With all the gun rhetoric being thrown at people today, via the media, Internet and social outlets, how can one keep up? The basic breakdown is that Congress is still pondering whether to support an assault-weapons ban and universal background checks for gun owners.
In the meantime, several states are offering gun “buyback” programs to try to decrease the number of guns on the streets in their communities.
For example, New Jersey has held several of these community events, receiving a reported 2,600 guns, while only 700 were illegal. The local government claims most of these guns were destroyed. The program is fairly simple. Guns in good working condition were valued at $150 and nonworking condition granted $50 for the buyback program. The police are not required to run checks on the weapons or serial numbers; therefore, there is no way of knowing if these guns were stolen, used in crimes or are murder weapons. In fact, people can simply surrender their weapons without any questions and receive cash or a cash-type voucher. This program in New Jersey paid out $324,000 from a state criminal forfeiture-funding program, but ultimately they ran out of cash and had to issue more than $100,000 in vouchers.
These “no questions asked” programs are becoming more popular and sometimes, local governments will later check serial numbers to see if the gun was indeed stolen so it can be returned to the rightful owner.
These types of buyback programs can also be funded via public funds, individual donations, private foundations and even corporate gifts.

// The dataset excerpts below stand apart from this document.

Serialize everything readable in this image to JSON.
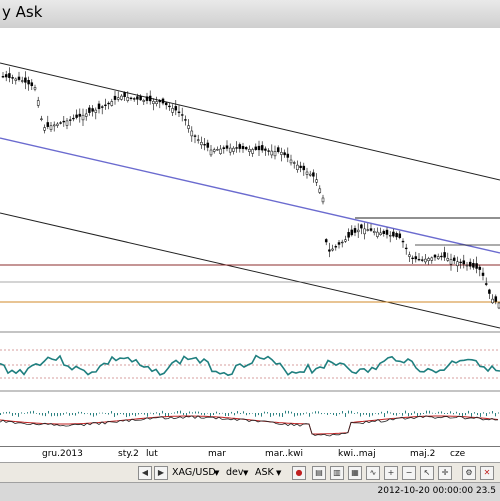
{
  "window": {
    "title": "y Ask"
  },
  "x_axis": {
    "labels": [
      "gru.2013",
      "sty.2",
      "lut",
      "mar",
      "mar..kwi",
      "kwi..maj",
      "maj.2",
      "cze"
    ]
  },
  "toolbar": {
    "symbol": "XAG/USD",
    "pair_dropdown": "dev",
    "price_dropdown": "ASK",
    "icons": [
      "prev-icon",
      "play-icon",
      "next-icon",
      "zoom-icon"
    ]
  },
  "status": {
    "datetime": "2012-10-20 00:00:00  23.5"
  },
  "colors": {
    "candles": "#000000",
    "trend_blue": "#6b6bcf",
    "level_red": "#8b2b2b",
    "level_orange": "#d08a2a",
    "oscillator": "#1f7f7f",
    "macd_red": "#c02020"
  }
}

Other popular buyback programs have been held in Los Angeles, Brooklyn and Seattle, with gun owners submitting rocker launchers, rifles, shotguns and handguns in return for cold, hard cash. However, the National Rifle Association cites statistics that show that these programs are “complete failures and a waste of taxpayer dollars.” Additionally, they show that the average person who submits a weapon voluntarily for a buyback program is not a criminal and most firearms still remain in possession of criminals, who rely on them to feed their criminal lifestyles.
Supporters of buyback programs believe that it helps get guns off the streets, lowering crime rates and ultimately saving lives. Many people submit their guns after violent acts are reported in the media, for example, the Sandy Hook massacre, which saw a record number of guns being exchanged for money.